Most public disclosures before filing are fatal. Narrow carve-outs exist, for example display at a government-notified exhibition or a paper read before a learned society, provided you file within twelve months. There is also a limited exception for reasonable public working for a trial within one year. When in doubt, treat public disclosure as risky and file first.
Do I need a prototype to file?
No prototype is required. The law demands a complete specification that fully and particularly describes the invention, how it works, and the best method known to you. Detailed drawings, embodiments and test results make your file stronger and speed prosecution.

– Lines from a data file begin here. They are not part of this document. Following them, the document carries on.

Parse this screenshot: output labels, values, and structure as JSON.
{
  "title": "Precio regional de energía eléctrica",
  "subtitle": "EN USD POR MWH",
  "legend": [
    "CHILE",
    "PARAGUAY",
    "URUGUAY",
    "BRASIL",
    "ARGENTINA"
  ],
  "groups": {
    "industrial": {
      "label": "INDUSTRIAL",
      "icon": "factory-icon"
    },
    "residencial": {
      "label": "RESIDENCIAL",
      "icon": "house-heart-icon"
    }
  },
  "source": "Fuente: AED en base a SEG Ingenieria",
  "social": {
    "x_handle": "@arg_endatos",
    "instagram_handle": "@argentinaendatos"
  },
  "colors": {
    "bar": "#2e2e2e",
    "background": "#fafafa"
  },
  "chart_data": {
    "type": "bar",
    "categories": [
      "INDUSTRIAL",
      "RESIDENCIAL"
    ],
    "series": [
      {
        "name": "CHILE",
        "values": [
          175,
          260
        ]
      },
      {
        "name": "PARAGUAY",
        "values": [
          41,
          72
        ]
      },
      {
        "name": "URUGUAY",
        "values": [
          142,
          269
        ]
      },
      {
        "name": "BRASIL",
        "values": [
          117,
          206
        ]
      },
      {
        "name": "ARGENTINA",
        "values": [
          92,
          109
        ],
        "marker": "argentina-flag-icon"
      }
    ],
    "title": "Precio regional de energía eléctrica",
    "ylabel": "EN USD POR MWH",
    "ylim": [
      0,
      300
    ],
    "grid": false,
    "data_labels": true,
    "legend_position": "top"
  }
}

A final word with case-law perspective
Indian doctrine is friendly to genuine improvements, but exacting about how they advance the art. The Supreme Court’s line in Bishwanath Prasad keeps out routine workshop tweaks. Delhi High Court’s Roche v. Cipla decisions remind applicants that courts scrutinise what the skilled person would glean from prior art without hindsight. For pharmaceuticals, Novartis sets the heightened efficacy bar for new forms under Section 3(d). If your fix clears these gates, is well documented, and is drafted with the problem–solution narrative, an Indian patent is within reach.